La primavera ha traído la calma,
las tardes ordenadas,
desbaratadas letras sobre el sofá.

Alejo de mí el recuerdo del torrente,
su fuerza transparente, helando mi piel,
alejo de mí el incendio de mis dedos
en las tardes de lluvia,
alejo de mí las esperas del aire
sobre la pantalla inclinada,
las migas que ya no quedan en el sofá.

De tanto alejar, sobre el borde del deseo
se aproxima la nada,
una nada que medra y se hincha,
que acaricia la mejilla,
que se contagia a mi estómago,
a mis tendones,
al aire entre mis dientes.

Me lanzo a un océano
de orden involuntario,
de placeres discretos,
de placebos secretos,
de engaños del antídoto
de lo trivial.

Trivial como el lodazal tras la tormenta,
como las tardes cada vez más largas,
como los paseos programados,
como las rutinas y las conversaciones.

Paso tras paso,
huella tras huella,
caminando de nuevo al lejano futuro,
a las improbables noches,
a la pasión deshecha
que sólo entonces recordará quién es,
para volver a precipitarse
sobre el torrente.

La nada,
amordazada,
continuará sonriendo en secreto.


* * *

Celle qui fait tout mon tourment,
Je l'aime à la folie;
depuis longtemps je suis amant
De l'aimable Sylvie,
la voir et l'aimer seulement,
C'est toute mon envie.
Je n'ai point passé de moment
Sans l'avoir bien servie.
Les maux que je souffre en l'aimant
Me coûteron la vie.
Dès que je la vois cependant,
Mon âme en est ravie.

Marc-Antoine Charpentier: Chanson à danser.
Anne Sophie Von Otter, mezzosoprano.
Les Arts Florissants, dirigidos por William Christie.

18 de junio de 2009

Este huir sin acertar...

Qué mal se me da huir cuando el deseo es cierto.
Y sin embargo ¡qué cierto el deseo de huir! Huir del deseo para desear más, huir de mí para encontrarme más, aún más. No acertar... no acertar y desear, y existir, y huir, siempre huir, huir para encontrar, huir...

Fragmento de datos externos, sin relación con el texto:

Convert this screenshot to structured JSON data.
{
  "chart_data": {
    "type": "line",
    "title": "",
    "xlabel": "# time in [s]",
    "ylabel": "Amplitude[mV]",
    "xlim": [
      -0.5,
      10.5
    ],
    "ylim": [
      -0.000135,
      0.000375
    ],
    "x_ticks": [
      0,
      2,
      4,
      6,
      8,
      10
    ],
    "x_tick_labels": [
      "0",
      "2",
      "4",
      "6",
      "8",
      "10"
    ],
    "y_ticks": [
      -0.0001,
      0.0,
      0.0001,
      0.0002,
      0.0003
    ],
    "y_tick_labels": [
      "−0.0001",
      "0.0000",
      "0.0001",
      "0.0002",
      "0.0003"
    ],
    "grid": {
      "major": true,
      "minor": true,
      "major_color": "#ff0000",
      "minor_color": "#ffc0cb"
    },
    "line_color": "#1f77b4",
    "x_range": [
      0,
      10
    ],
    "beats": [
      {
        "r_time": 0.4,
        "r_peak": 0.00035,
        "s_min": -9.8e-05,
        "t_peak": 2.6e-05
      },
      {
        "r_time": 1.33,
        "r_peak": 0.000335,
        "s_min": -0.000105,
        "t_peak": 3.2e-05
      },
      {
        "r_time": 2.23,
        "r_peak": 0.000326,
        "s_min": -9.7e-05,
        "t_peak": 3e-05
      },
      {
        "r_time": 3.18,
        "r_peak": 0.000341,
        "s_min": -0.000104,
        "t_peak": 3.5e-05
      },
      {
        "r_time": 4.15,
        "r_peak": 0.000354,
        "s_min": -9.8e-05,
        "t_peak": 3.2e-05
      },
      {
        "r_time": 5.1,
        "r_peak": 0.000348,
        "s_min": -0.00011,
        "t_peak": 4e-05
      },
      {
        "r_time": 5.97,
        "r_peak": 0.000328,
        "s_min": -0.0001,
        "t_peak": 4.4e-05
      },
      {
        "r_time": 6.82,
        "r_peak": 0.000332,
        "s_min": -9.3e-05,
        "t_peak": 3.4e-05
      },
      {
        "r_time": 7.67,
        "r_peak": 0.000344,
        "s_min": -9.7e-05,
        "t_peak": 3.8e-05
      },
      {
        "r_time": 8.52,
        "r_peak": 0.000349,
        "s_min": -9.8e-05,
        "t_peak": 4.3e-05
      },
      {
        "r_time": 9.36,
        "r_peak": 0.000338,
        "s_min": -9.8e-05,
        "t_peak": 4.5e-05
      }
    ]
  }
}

Dúo de Clorilene y Celauro

(A dúo)
No sé qué blando temor
Me haze creer que es valor,
Este huir sin acertar

(Celauro)
Pues mis ojos
(Clorilene)
Mis enojos

(A dúo)
Se quisieran retraer,
Sin acertarse a apartar,

No sé qué blando temor, Etc.

De la Ópera "Las Amazonas de España"
Música: Giaccomo Facco
Libreto: José de Cañizares.
Estrenada en el Coliseo del Palacio del Buen Retiro de Madrid el 22 de Abril de 1720.

5 de mayo de 2009

Esta ciudad...



Esta ciudad es un pozo continuo de secretos que día a día se precipitan en sus noches con el ansia voraz de algunos de sus habitantes. Su capacidad transformadora me sigue sorprendiendo después de todos estos años. Y no me refiero a su rostro físico, continuamente desfigurado por la mano de un gobernante sin criterio estético ni humano, sino a la capacidad de sus habitantes para reinventar el espacio que ocupan sus múltiples realidades y sus insospechados anhelos, siempre atravesados por ese margen del sueño suyo, tan especial.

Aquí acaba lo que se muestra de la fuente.